Enjoy a multi-sensory workout when you experience Bruce Gilchrist and Jo Joelson’s interactive installations Gastarbyter and Polaria. Each contraption offers a unique and intense encounter, one person at a time. In a dark chamber, climb aboard the steel and rubber Gastarbyter chair - a soundtrack begins, flickery neon lights fizzle, and the chair quivers into life, reacting to the surround sound - sending tingles up your legs and a wonderful vibromassage across your back, until you inhabit the music.

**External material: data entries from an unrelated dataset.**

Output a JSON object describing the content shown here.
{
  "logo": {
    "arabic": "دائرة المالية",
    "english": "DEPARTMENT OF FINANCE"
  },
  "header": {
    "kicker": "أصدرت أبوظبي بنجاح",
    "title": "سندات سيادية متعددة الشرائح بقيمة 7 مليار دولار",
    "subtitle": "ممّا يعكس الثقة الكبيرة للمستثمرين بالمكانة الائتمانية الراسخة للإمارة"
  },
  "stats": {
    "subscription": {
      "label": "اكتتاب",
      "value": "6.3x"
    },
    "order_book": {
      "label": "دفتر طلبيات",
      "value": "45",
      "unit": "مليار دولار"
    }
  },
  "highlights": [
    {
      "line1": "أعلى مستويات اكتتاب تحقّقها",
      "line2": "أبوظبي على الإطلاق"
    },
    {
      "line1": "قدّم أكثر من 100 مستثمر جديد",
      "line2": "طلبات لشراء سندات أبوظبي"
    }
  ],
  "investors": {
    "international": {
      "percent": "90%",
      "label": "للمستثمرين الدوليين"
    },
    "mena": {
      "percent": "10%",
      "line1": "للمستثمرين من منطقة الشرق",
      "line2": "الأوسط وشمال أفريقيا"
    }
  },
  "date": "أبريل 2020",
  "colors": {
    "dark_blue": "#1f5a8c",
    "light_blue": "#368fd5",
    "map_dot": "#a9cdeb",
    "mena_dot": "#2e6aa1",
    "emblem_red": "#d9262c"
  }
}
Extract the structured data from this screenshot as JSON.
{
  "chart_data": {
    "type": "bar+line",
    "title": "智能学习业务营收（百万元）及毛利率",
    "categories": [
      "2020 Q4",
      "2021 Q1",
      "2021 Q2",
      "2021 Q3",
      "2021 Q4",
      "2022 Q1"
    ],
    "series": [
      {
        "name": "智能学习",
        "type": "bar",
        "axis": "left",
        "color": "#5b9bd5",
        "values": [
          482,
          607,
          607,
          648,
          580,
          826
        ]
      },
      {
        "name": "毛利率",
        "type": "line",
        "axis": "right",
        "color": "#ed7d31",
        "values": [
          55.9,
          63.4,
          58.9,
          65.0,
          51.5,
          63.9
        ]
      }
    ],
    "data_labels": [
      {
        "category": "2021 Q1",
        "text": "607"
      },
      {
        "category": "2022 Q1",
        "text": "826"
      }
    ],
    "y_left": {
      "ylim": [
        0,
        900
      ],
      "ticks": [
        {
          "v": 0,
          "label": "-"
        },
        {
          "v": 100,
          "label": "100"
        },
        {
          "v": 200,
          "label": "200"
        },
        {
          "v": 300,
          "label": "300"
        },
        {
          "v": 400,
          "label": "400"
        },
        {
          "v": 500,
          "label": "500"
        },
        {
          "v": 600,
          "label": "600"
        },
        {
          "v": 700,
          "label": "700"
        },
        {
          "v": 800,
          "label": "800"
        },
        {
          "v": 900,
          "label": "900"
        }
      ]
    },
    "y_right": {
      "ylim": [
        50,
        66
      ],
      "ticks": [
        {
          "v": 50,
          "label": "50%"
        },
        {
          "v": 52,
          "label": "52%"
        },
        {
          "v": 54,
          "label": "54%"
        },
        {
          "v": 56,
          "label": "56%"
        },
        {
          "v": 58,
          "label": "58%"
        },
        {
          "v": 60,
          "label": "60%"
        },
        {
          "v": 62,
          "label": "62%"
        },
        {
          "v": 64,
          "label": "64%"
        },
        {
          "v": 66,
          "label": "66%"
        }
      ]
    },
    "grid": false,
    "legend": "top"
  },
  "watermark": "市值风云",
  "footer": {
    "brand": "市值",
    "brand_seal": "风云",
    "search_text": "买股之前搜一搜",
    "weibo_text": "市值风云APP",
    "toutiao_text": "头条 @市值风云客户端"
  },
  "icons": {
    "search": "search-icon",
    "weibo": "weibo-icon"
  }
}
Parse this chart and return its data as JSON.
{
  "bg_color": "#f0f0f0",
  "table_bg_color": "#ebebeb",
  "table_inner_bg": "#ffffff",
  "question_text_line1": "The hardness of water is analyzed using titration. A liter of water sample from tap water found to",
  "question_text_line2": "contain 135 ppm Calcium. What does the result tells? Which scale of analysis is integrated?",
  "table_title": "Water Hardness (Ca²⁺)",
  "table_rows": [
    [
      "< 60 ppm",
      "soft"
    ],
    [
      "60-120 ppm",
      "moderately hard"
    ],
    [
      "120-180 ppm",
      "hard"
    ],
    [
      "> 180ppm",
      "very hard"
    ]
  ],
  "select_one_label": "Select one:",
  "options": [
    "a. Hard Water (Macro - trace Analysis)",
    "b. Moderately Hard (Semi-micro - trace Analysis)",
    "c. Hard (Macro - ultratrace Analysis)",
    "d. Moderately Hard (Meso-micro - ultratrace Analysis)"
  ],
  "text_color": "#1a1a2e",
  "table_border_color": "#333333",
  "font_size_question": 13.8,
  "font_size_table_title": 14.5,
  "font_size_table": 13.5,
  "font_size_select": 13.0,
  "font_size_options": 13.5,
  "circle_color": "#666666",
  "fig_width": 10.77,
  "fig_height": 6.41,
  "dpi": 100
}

Polaria is more tranquil - a self-illuminating machine which responds differently to each visitor’s physiology. Slip into hooded coat and bootees then sit in a glass box with your hands on conductive armrests. Responding to your skin resistance, the machine generates a range of shifting light levels (corresponding to light levels recorded in the Arctic during 24-hour daylight summertime) to bathe you in glorious bright luminescence. Northern Gallery for Contemporary Art, 28-30 Fawcett Street, Sunderland, Tyne and Wear, until December 31. Tel: 0191 514 1235.

Dirty linen

Add your ideas of what the word “clean” means to the collection of reminiscences on the web at www.thewomenslibrary.ac.ukclean. Laundering tips, bath-time memories and confessions can be heard in an oral history installation at the Dirty Linen exhibition at the Women’s Library in east London (until December 21). The exhibition looks at how laundry has shaped women’s lives over two centuries and examines changing attitudes to cleanliness. Meanwhile, the library hosts a day of debate on November 23 with Jocasta Innes and Melissa Benn (details: 020 7320 2222); and at the Royal Institution on November 26 there is a related session, which asks if obsession with cleanliness is bad for your health (020 7409 2992; www.rigb.org).